• Last modified 1861 days ago (June 11, 2014)


Students test journalism waters at summer school

The theme of last week’s session of Foundation for the Future summer school in Marion was journalism, and students wrote news and feature articles about local people and events.

They chose their story topics, interviewed the people involved, and wrote their stories. Coordinator Charlene Metcalf said some of the students, who were in fifth through eighth grades the past school year, are considering becoming journalists as adults.

“The newspaper always wants to encourage students to write and learn about journalism,” Marion County Record news editor Adam Stewart said Friday. “The stories they wrote show potential. I think we would be happy to have a student correspondent or two writing for the Record.”

Art teacher gets new job

Student correspondent

The previous Marion Elementary School art teacher, Dani Lange, was transferred from her position to be a third kindergarten teacher. Principal Justin Wasmuth informed her of the transfer before the school year was out.

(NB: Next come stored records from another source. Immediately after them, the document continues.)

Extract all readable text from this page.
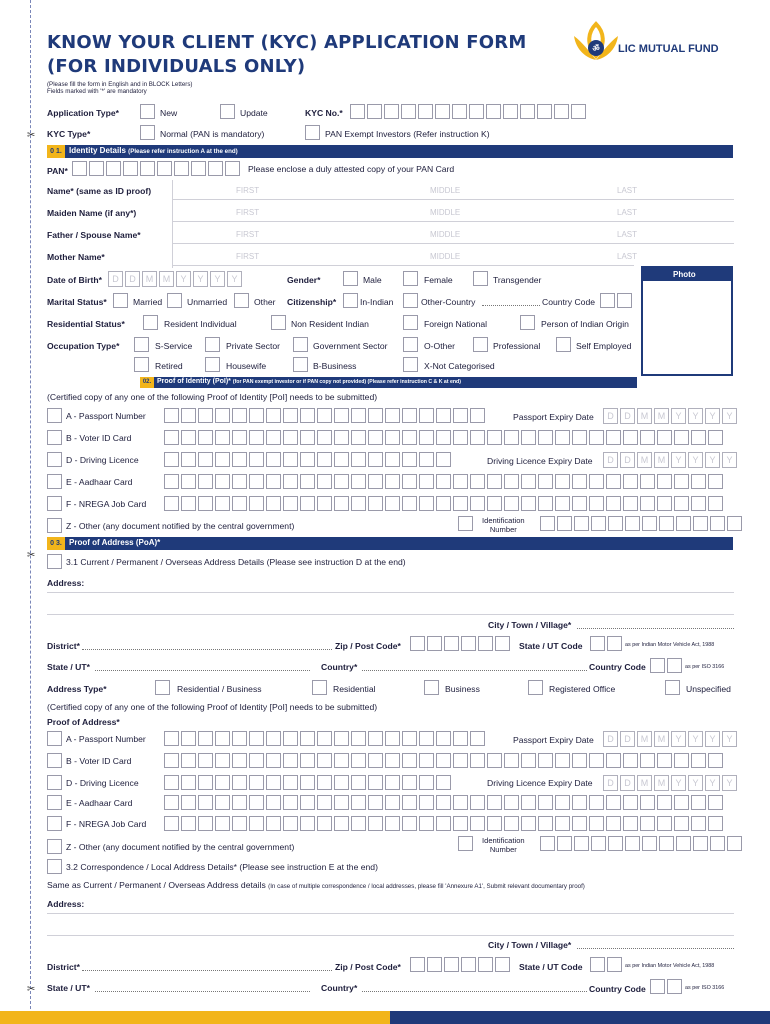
✂
✂
✂
KNOW YOUR CLIENT (KYC) APPLICATION FORM
(FOR INDIVIDUALS ONLY)
(Please fill the form in English and in BLOCK Letters)
Fields marked with '*' are mandatory
ॐ LIC MUTUAL FUND
Application Type*	New	Update	KYC No.*
KYC Type*	Normal (PAN is mandatory)	PAN Exempt Investors (Refer instruction K)
0 1. Identity Details (Please refer instruction A at the end)
PAN*	Please enclose a duly attested copy of your PAN Card
Name* (same as ID proof)	FIRST	MIDDLE	LAST
Maiden Name (if any*)	FIRST	MIDDLE	LAST
Father / Spouse Name*	FIRST	MIDDLE	LAST
Mother Name*	FIRST	MIDDLE	LAST
Photo
Date of Birth*	D	D	M	M	Y	Y	Y	Y	Gender*	Male	Female	Transgender
Marital Status*	Married	Unmarried	Other Citizenship*	In-Indian	Other-Country	Country Code
Residential Status*	Resident Individual	Non Resident Indian	Foreign National	Person of Indian Origin
Occupation Type*	S-Service	Private Sector	Government Sector	O-Other	Professional	Self Employed
Retired	Housewife	B-Business	X-Not Categorised
02. Proof of Identity (PoI)* (for PAN exempt investor or if PAN copy not provided) (Please refer instruction C & K at end)
(Certified copy of any one of the following Proof of Identity [PoI] needs to be submitted)
A - Passport Number	Passport Expiry Date	D	D	M	M	Y	Y	Y	Y
B - Voter ID Card
D - Driving Licence	Driving Licence Expiry Date	D	D	M	M	Y	Y	Y	Y
E - Aadhaar Card
F - NREGA Job Card
Z - Other (any document notified by the central government)
Identification
Number
0 3. Proof of Address (PoA)*
3.1 Current / Permanent / Overseas Address Details (Please see instruction D at the end)
Address:
City / Town / Village*
District*	Zip / Post Code*	State / UT Code	as per Indian Motor Vehicle Act, 1988
State / UT*	Country*	Country Code	as per ISO 3166
Address Type*	Residential / Business	Residential	Business	Registered Office	Unspecified
(Certified copy of any one of the following Proof of Identity [PoI] needs to be submitted)
Proof of Address*
A - Passport Number	Passport Expiry Date	D	D	M	M	Y	Y	Y	Y
B - Voter ID Card
D - Driving Licence	Driving Licence Expiry Date	D	D	M	M	Y	Y	Y	Y
E - Aadhaar Card
F - NREGA Job Card
Z - Other (any document notified by the central government)
Identification
Number
3.2 Correspondence / Local Address Details* (Please see instruction E at the end)
Same as Current / Permanent / Overseas Address details (In case of multiple correspondence / local addresses, please fill 'Annexure A1', Submit relevant documentary proof)
Address:
City / Town / Village*
District*	Zip / Post Code*	State / UT Code	as per Indian Motor Vehicle Act, 1988
State / UT*	Country*	Country Code	as per ISO 3166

“I was always happy to teach art, but budget cuts have taken that away,” Lange said.

When asked if she wanted to teach kindergarten she said, “Yes, it will be a very great experience for me.”

This will be her second job in Marion Elementary School and she hopes it will be permanent.

This was a good choice because by having three smaller classes, it will make it a lot easier for the kids to learn the basics that prepare them for later life. That first year needs to be more personal.

“Kindergarten will be one of the more fun grades to teach,” Lange said.

Schools have new fine arts teachers

Student correspondent

Julia Miller will be the new music teacher for grades five through 12 at Marion schools starting in the fall. Miller is originally from Hesston, and she studied at Bethel College in Newton.

She decided she wanted to be a music teacher when she got out of high school. Miller’s inspiration was her father, because she wanted be like him.

“I chose to work in Marion because I wanted to work in a place where there are good kids and good support,” she said.

This will be Miller’s first year teaching. She plans to move to Marion sometime this summer.

Also new to Marion will be Alisa Frazer, the new art teacher for grades eight through 12. Frazer went to Emporia State University. She has taught eight years in Great Bend.

Frazer is ready to be a middle and high school teacher. She chose to become an art teacher because her grandmother was one.

Frazer will be living in Marion. She plans on staying for a while.

“I’m very excited to work here and to start a new chapter in my life,” she said.

Schools try to save on utilities

Student correspondents

Marion schools have had to deal with budget cuts to save money over the years. They have to save money because if there are fewer students, they get less funds from the state.

They are trying to save $200,000 over the course of this school year by making budget cuts. Superintendent Lee Leiker said budget cuts also make it harder for the staff and students. So they have to cut, for example, coaches for sports teams.

They are using less electrical light and more sunlight in the school to save money, Leiker said.

Elaine Ewert immortalizes dogs in book form

Student correspondent

Elaine Ewert has written and illustrated two books for kids, “Estelle Wants to Fly” and “Izzy.” The books are about her two dogs Izzy and Estelle. She chose to write about her dogs because she knew more about them and wanted to immortalize them.

Ewert paid $15 to $20 for each book printed, which she then sold herself. She said that she tried to buy the right amount so she could sell them to people without the books being too pricey. The first book took three months to make, and the second book took less time. It took Ewert about four edits to get to the final copy.

Ewert has done many things other than writing. She has taught art and special education, was a graphic designer, and is a family advocate now. Her family was very excited to hear about the books and loved them when they came out. She said there is no plan for a third book, but there might be one in the future.

She also sometimes goes to schools and libraries to read her books to children. Sometimes she even brings Estelle.

“It’s fun to see the faces of the kids,” Ewert said. “Sometimes when I am planning on doing a book reading I get nervous, but once it starts I’m fine.”

Man collects miniature tractors

Student correspondents

Ladd Helmer started his tractor collection at a young age. He has been collecting all his life. He has about 40 tractors. His collection is kept in his shop, which he calls “his man cave.”

He bought them at stores or received them as gifts. The tractors range in size from 2 to 6 inches and there is no specific brand. The prices of the tractors range from $1 to $100.

Marion schools getting Chrome Books

Student correspondents

Next year all fifth through 12th graders at Marion schools are getting brand new Chrome Books laptop computers. Each student will have a Chrome Book allowing them to go paperless and complete homework using this new technology.

Each student will pay a $50 deposit at the beginning of the school year for the privilege of using them. If the student returns the Chrome Book in good shape at the end of the school year, the deposit will be returned to the family.

If a student breaks one, the deposit will not be returned and instead the money will be used to help repair or buy a new one.

“The Chrome Books will usually stay in the school,” Superintendent Lee Leiker said.

Fifth and sixth grades will only be allowed to take them home at teacher discretion, whereas students at the middle and high school levels will have more privileges.

“I am probably the most excited person about these new Chrome Books,” Leiker said.